Randy Newman-Dixie Flyer-autobiographical, the lyrics are exceptional as the man recounts the journey he and his mother took from California to New Orleans during WW2-dad was away 'fighting the Germans in Italy'-so evocative it is as if you are watching a film-in case you have not got the message-give it a listen!
Ravel-La Valse - thats no dance, its a great big steam train leaving a central European station circa 1920-Mo got it mixed up!
Red Streamliner-Little Feat
Train in Vain-The Clash-not literally, but why pass up a chance to mention the last great British band!
:tiphat:


----------



## KenOC (Mar 7, 2011)

John Adams: Hoodoo Zephyr (not to be missed!)





Also, "Down by the Station" of course.


----------



## sangg (Mar 22, 2014)

I've been working on the railroad concerto


----------



## Ukko (Jun 4, 2010)

*Altoona Freight Wreck*

*Wreck O' The 97 *("It warn't 38, it was old 97") ("She came done the mountain, doing 90 miles an hour, and her whistle broke into a scream") ("He was found in the wreck, his hand on the throttle...")

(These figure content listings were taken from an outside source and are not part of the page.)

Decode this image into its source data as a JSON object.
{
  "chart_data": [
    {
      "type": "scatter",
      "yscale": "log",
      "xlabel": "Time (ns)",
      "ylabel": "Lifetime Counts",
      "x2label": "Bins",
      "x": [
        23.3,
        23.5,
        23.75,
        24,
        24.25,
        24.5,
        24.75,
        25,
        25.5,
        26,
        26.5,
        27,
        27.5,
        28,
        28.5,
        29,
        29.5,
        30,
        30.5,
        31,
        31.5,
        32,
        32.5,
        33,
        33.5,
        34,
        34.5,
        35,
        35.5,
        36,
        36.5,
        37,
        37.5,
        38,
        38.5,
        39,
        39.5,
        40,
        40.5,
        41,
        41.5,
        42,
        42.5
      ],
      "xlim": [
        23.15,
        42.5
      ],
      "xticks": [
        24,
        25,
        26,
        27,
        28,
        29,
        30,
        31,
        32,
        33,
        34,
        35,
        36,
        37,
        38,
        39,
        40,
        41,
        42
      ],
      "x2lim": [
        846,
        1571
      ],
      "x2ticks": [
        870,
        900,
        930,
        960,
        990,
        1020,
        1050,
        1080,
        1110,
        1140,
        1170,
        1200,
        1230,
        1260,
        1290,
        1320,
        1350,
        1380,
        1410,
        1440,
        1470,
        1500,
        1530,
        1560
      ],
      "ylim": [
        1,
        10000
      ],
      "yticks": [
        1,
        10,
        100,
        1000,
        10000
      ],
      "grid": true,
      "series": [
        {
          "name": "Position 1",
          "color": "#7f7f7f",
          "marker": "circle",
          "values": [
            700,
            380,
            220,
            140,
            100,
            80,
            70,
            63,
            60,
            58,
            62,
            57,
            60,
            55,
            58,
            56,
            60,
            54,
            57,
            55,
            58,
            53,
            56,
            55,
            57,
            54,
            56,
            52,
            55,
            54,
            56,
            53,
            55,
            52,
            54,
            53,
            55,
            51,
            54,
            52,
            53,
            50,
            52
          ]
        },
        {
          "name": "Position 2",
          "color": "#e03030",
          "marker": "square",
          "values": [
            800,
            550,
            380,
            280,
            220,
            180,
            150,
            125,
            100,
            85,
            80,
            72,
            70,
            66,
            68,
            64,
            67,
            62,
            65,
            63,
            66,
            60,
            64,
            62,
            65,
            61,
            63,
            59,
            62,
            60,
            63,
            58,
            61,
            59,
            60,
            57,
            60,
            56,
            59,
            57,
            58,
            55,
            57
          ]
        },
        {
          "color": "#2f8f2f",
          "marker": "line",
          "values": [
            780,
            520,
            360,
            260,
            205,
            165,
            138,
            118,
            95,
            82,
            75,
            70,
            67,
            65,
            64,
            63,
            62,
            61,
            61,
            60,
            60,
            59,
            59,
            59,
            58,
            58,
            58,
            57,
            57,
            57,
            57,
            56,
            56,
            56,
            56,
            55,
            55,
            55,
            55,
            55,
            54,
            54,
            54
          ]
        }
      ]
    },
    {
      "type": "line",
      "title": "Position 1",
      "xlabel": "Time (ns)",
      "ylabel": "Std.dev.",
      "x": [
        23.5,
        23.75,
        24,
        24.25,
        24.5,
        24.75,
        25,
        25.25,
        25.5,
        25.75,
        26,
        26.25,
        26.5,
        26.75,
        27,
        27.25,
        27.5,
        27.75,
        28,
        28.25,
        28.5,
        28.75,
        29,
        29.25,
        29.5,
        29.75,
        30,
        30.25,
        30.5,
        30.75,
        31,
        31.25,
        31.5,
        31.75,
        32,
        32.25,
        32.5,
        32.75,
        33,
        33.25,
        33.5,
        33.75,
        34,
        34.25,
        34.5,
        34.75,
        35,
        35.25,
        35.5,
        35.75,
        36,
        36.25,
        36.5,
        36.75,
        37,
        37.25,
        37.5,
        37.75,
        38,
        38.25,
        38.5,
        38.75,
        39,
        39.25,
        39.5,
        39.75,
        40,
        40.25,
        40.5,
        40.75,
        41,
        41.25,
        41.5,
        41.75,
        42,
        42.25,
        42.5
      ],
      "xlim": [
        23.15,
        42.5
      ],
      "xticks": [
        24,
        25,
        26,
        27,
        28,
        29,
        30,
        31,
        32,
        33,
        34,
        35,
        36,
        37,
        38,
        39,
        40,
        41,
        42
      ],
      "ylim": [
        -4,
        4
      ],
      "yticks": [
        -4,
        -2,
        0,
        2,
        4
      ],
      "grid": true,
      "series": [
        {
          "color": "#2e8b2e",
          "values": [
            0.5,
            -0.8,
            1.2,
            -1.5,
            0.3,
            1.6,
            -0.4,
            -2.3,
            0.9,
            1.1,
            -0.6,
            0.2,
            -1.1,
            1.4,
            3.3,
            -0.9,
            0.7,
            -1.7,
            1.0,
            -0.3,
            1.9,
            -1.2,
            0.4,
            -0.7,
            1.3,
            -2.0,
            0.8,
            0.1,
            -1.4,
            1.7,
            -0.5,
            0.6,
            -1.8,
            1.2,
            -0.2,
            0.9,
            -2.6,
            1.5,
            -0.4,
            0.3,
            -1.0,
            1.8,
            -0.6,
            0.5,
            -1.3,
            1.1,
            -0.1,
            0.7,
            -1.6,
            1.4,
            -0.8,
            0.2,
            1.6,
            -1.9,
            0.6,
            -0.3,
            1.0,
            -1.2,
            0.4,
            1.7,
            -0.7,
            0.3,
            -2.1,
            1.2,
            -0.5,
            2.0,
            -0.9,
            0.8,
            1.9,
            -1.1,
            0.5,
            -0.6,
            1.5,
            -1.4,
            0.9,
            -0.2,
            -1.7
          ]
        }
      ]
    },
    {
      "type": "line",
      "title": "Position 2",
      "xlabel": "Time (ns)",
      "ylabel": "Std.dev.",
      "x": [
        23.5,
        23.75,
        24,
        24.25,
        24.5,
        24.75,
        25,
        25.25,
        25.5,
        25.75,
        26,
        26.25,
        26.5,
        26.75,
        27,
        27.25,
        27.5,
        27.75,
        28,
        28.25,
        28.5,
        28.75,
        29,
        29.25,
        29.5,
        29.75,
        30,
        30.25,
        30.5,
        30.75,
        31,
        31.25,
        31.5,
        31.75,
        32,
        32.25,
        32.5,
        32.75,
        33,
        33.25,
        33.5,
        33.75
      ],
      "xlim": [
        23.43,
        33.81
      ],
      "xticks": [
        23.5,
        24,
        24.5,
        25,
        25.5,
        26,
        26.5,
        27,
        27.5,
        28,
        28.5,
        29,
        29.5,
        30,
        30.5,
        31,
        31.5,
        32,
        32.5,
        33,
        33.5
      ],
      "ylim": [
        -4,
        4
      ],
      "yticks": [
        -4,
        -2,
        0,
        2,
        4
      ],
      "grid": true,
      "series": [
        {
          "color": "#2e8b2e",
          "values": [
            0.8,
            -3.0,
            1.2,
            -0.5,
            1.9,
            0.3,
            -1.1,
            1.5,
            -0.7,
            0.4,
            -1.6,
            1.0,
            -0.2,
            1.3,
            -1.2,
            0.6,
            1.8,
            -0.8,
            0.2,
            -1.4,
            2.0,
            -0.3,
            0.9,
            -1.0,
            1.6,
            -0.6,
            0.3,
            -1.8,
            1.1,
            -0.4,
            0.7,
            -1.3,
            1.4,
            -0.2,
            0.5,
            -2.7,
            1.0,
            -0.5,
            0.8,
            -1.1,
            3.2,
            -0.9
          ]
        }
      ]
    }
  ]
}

Jeez, I'm having a flashback here.


----------



## Cosmos (Jun 28, 2013)

Ah, my favorite work about trains:
Steve Reich - Different Trains


----------



## SuperTonic (Jun 3, 2010)

When I was learning to play the Hindemith Sonata for Solo Cello, Op. 25, No. 3, my cello teacher told me that Hindemith wrote the entire thing in one sitting while traveling by train and that some of the rhythmic figures in the sonata were inspired by sounds and movements of the train. I haven't been able to verify that independently though, so take it for what it's worth. The work does have some very rhythmical sections that could be called "motoric".


----------



## Kopachris (May 31, 2010)

No one's mentioned Rhapsody in Blue yet? According to Gershwin, Rhapsody in Blue was also inspired by the noises of the train he was riding on one day. I don't think I can do any better at describing it than Gershwin himself:



> It was on the train, with its steely rhythms, its rattle-ty bang, that is so often so stimulating to a composer - I frequently hear music in the very heart of the noise.... And there I suddenly heard, and even saw on paper - the complete construction of the Rhapsody, from beginning to end. No new themes came to me, but I worked on the thematic material already in my mind and tried to conceive the composition as a whole. I heard it as a sort of musical kaleidoscope of America, of our vast melting pot, of our unduplicated national pep, of our metropolitan madness. By the time I reached Boston I had a definite plot of the piece, as distinguished from its actual substance.


----------



## PetrB (Feb 28, 2012)

Louis Andreissen:
_Passeggiata in tram in America e ritorno_ (text by Dino Campana)
in three orchestrations

1998: voice (female), flute, horn, 3 trumpets, 3 trombones, amplified violin, double bass, piano
1999: voice, violin and piano
2001: voice, 3 trumpets, 3 trombones, electric guitar, electric violin, double bass, piano, percussion


----------